In contrast, this week New Idea has had the good sense to just report it as it was. They reported on Christian in their online blog and there is no story in the hard copy of the magazine.
Prince Christian goes to school

Mar 28 03:24pm

PRINCE Christian, second in line to the Danish throne, has completed his first day at a public nursery school.

Dressed in a duffle coat and met by dozens of photographers, the 17-month-old prince arrived with his parents, Crown Prince Frederik and Australian-born Crown Princess Mary.

After being greeted by the nursery school staff of The Queen Louise Kindergarten, in Fredensborg, north of Copenhagen, the family paused briefly for photographers before entering the building. The royal couple chose the non-private school near their Fredensborg Castle home just north of Copenhagen.

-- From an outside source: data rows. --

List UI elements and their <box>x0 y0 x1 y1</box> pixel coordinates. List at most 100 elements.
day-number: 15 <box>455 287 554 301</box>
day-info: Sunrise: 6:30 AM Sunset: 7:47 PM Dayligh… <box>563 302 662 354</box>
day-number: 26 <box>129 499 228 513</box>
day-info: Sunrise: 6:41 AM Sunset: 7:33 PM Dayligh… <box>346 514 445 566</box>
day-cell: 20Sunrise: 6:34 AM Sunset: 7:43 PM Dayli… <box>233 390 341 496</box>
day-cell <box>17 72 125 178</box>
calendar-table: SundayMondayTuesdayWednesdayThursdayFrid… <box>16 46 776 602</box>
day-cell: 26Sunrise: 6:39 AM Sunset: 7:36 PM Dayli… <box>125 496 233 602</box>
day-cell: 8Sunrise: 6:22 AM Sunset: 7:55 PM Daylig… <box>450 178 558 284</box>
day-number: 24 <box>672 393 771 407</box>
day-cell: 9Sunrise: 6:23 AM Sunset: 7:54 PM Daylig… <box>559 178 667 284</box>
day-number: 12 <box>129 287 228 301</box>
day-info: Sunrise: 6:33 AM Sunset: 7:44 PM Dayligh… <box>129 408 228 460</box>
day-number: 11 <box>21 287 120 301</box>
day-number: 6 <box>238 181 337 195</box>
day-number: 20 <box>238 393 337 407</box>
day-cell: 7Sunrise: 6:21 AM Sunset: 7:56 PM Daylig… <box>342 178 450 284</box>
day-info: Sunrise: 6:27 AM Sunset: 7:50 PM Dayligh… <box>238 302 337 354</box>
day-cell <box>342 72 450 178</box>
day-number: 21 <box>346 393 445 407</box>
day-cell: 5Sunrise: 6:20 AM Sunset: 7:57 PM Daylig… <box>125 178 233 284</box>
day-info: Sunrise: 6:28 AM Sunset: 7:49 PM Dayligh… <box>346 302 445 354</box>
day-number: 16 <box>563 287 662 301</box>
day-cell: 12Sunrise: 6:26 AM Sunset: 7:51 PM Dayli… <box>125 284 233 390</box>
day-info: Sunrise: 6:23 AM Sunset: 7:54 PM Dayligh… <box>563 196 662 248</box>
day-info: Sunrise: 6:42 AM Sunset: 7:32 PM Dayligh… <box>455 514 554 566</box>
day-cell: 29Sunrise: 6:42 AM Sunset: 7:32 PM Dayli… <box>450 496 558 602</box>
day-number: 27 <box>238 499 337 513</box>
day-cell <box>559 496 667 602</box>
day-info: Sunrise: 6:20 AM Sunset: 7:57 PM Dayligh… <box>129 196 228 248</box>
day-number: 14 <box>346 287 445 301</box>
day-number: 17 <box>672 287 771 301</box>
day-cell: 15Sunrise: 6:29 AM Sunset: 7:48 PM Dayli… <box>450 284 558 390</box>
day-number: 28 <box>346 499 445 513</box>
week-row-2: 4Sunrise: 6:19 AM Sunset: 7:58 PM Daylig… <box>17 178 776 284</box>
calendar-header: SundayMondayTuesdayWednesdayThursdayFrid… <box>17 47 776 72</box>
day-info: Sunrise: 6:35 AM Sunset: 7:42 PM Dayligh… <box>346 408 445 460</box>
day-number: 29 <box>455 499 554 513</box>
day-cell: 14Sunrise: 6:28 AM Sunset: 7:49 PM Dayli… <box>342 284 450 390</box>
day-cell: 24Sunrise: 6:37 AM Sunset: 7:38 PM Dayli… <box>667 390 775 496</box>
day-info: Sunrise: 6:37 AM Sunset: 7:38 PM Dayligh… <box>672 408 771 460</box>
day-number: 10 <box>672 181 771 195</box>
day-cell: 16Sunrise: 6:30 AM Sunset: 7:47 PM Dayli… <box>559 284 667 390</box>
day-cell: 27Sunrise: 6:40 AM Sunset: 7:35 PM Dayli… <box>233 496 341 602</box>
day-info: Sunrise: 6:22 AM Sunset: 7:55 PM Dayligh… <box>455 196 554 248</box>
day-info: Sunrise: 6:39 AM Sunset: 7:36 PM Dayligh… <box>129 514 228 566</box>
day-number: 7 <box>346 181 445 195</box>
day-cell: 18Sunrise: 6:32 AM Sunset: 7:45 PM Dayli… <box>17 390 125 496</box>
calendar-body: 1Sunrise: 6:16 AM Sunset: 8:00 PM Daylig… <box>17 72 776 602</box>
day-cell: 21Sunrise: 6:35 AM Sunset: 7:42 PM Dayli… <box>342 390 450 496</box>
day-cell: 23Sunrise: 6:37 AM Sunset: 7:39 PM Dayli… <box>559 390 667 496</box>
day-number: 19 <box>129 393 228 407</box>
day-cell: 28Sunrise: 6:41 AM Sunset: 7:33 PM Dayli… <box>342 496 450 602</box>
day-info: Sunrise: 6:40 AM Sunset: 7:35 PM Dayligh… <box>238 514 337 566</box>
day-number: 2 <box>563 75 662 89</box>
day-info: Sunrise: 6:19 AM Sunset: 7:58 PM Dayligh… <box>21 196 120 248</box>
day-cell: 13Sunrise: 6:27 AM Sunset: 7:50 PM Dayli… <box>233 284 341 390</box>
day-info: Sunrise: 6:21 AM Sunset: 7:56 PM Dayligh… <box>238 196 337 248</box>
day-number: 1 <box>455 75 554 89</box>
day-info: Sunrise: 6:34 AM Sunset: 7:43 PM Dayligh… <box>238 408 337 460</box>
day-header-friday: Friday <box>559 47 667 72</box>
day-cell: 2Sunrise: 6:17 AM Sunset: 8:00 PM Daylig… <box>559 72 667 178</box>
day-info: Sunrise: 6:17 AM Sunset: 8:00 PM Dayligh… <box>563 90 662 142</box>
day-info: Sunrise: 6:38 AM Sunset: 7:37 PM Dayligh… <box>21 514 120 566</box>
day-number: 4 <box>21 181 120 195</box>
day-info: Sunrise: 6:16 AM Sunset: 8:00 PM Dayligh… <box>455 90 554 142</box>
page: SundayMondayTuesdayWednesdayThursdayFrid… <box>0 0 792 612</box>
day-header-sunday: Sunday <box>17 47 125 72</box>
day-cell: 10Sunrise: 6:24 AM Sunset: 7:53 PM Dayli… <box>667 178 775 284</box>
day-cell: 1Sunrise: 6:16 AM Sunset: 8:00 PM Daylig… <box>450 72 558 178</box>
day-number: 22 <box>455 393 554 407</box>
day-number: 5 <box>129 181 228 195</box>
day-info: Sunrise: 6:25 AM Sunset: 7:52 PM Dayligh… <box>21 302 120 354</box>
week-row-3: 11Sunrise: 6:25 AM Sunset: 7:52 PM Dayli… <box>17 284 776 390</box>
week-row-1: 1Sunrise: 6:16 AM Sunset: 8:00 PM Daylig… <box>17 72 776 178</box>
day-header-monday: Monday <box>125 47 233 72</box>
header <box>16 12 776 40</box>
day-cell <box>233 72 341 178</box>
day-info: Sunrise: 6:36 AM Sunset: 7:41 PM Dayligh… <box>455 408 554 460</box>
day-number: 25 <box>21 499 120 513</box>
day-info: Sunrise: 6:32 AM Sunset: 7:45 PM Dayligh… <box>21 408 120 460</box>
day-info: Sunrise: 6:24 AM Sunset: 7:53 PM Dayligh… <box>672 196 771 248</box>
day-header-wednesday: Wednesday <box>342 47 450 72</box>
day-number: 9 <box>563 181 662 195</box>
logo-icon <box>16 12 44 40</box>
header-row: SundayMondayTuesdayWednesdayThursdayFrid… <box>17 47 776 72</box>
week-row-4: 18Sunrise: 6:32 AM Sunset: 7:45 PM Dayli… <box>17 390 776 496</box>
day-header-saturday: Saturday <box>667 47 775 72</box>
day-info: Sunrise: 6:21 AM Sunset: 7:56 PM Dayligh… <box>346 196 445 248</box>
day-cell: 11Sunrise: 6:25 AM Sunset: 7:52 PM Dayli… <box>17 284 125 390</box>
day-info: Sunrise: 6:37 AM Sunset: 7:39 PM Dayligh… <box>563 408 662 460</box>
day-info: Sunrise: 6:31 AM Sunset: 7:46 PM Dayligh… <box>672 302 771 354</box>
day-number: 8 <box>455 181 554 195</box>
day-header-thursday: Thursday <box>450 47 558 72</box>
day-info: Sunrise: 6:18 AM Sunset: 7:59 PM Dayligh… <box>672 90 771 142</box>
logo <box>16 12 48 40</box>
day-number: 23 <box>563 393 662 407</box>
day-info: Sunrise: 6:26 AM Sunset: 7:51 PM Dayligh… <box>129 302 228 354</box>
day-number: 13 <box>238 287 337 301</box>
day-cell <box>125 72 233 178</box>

Christian was born on October 15, 2005 and his mother, Princess Mary, is due to give birth to a second child in May.

And a nice collection of photos in the New Idea photo gallery

New Idea is not above reproach though. They have in the past had their own brush with fabricated fiction, one most recently: New Idea 'Princess Mary tells: "Fears for my baby"’

Another example of strange journalistic standards are the captions in this photo gallery - nice photos, but Frederik and Mary stayed with Christian the whole time he was at the nursery (for two hours) and did not leave him there.

Why is it so hard to get the basic information right? It makes you wonder about fact checking in the more serious side of journalism.